Norfolk County business scammed out of almost $250,000

A business in Norfolk County has been scammed out of nearly $250,000 after falling victim to the so-called 'CEO scam'.

Provincial police say a company fell victim to so-called 'CEO scam'

Provincial police are investigating after a company in Norfolk County lost $236,000 to hackers through the so-called 'CEO scam'. (CBC)

A business in Norfolk County has been scammed out of almost a quarter of a million dollars.

Provincial police say an employee who is responsible for paying invoices and transferring funds, received an email from what appeared to be the owner of the company on April 16, 2019, requesting payment of an outstanding invoice.

Investigators say the employee transferred $236,000 to a company in the United States, however, when a second e-mail came in, requesting a second payment, the staff member became suspicious and contacted the owner.

It turns out, the company had been hacked.

How it happens

"The 'CEO scam' starts when a criminal poses as the company's president or owner using a fake or hacked email account," said OPP Constable Ed Sanchuk. "In this case, it was determined that this business' account was actually hacked."

Police are not releasing the name of the company involved. Sanchuk says this is the first time he's heard of the 'CEO scam' involving such a large amount of funds in southwestern Ontario.

Police are using the opportunity to remind businesses that there are a number of safety measures they can put in place.

"We need people to make sure they're paying attention. When something doesn't seem right, make sure you go with your intuition, make sure you make some further phone calls before sending any money to anybody," said Sanchuk.

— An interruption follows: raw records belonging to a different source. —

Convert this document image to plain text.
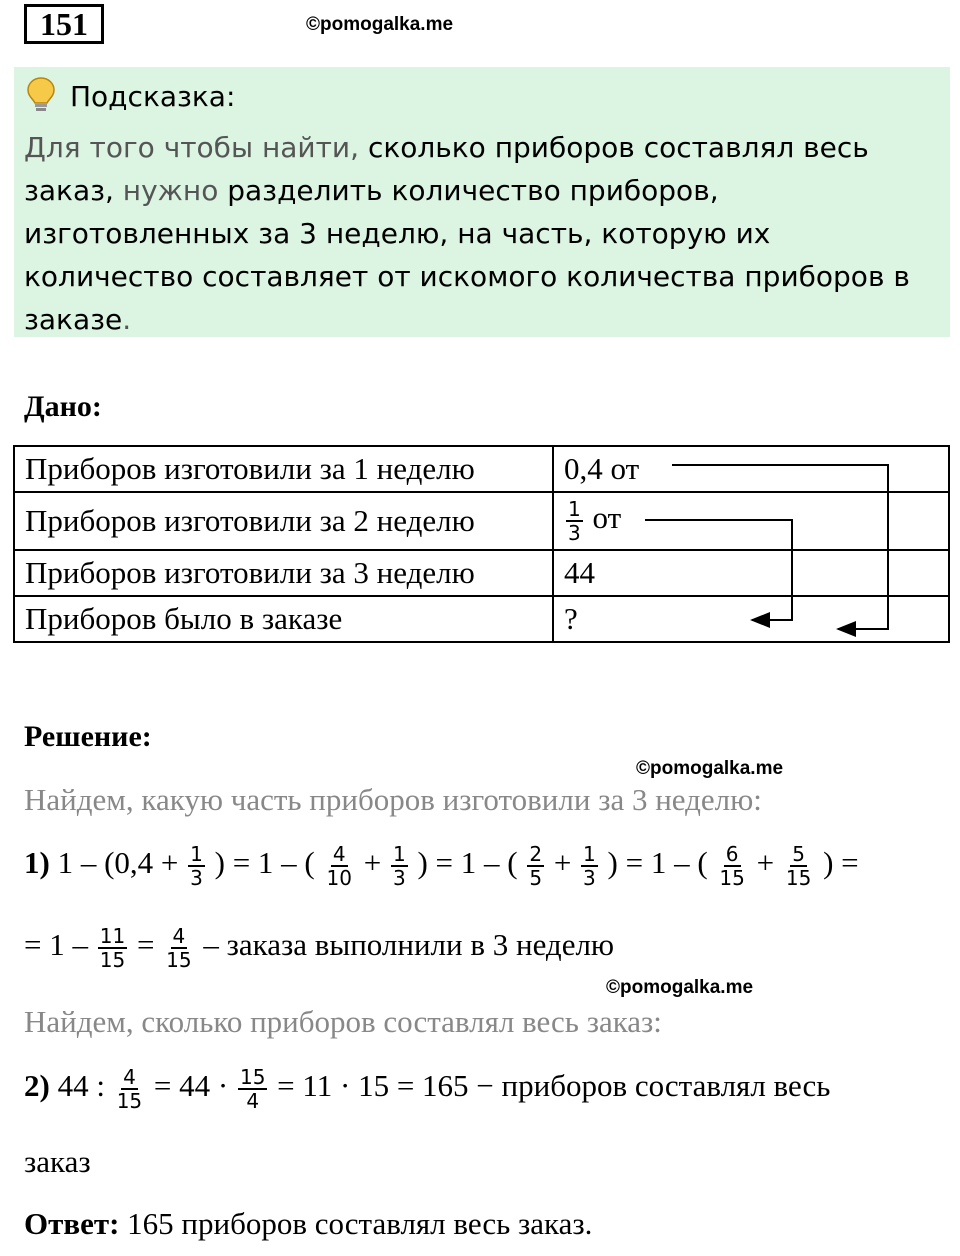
151	©pomogalka.me
Подсказка:
Для того чтобы найти, сколько приборов составлял весь заказ, нужно разделить количество приборов, изготовленных за 3 неделю, на часть, которую их количество составляет от искомого количества приборов в заказе.
Дано:
Приборов изготовили за 1 неделю	0,4 от
Приборов изготовили за 2 неделю	$\frac{1}{3}$ от
Приборов изготовили за 3 неделю	44
Приборов было в заказе	?
Решение:
©pomogalka.me
Найдем, какую часть приборов изготовили за 3 неделю:
1) $1 - (0,4 + \frac{1}{3}$ ) = 1 – ( $\frac{4}{10} + \frac{1}{3}$ ) = 1 – ( $\frac{2}{5} + \frac{1}{3}$ ) = 1 – ( $\frac{6}{15} + \frac{5}{15}$ ) =
= $1 - \frac{11}{15} = \frac{4}{15}$ – заказа выполнили в 3 неделю
©pomogalka.me
Найдем, сколько приборов составлял весь заказ:
2) 44 : $\frac{4}{15} = 44 \cdot \frac{15}{4} = 11 \cdot 15 = 165$ − приборов составлял весь
заказ
Ответ: 165 приборов составлял весь заказ.
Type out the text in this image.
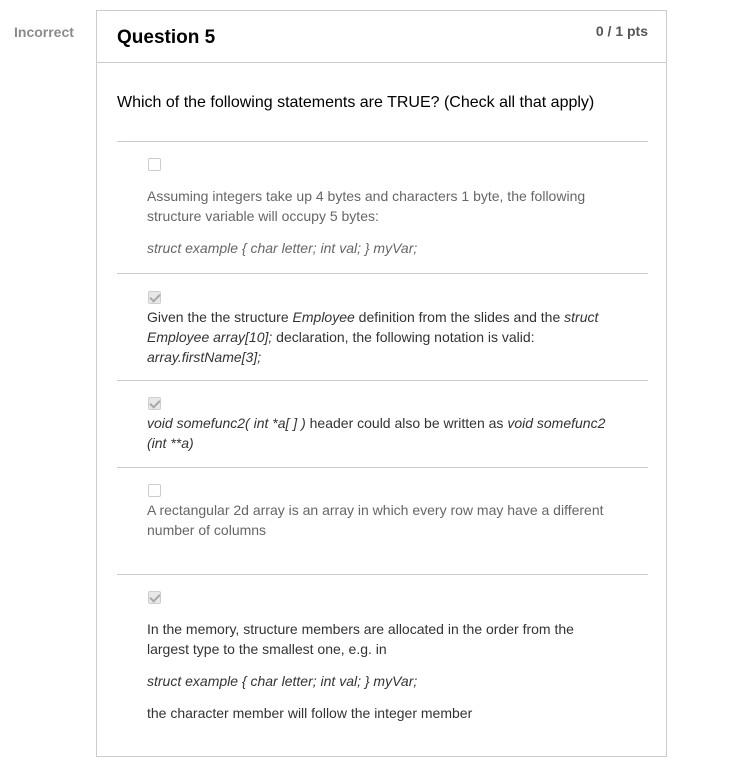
Incorrect Question 5	0 / 1 pts
Which of the following statements are TRUE? (Check all that apply)

Assuming integers take up 4 bytes and characters 1 byte, the following structure variable will occupy 5 bytes:

struct example { char letter; int val; } myVar;

Given the the structure Employee definition from the slides and the struct Employee array[10]; declaration, the following notation is valid: array.firstName[3];
void somefunc2( int *a[ ] ) header could also be written as void somefunc2 (int **a)
A rectangular 2d array is an array in which every row may have a different number of columns

In the memory, structure members are allocated in the order from the largest type to the smallest one, e.g. in

struct example { char letter; int val; } myVar;

the character member will follow the integer member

How to avoid being scammed

  • Educate employees about the 'CEO scam' and urge them to be skeptical of urgent or suspicious requests made by email.
  • Always encourage employees to communicate with their manager if they feel a request seems unusual or suspicious.
  • If anyone has any doubts about an email that appears to be from someone at your company, immediately contact that person by phone before responding.
  • Have policies and procedures in place requiring more than one person to approve any fund transfers.
  • Watch what you share on-line. This information can be used to gain information about you and that can be used to target your company.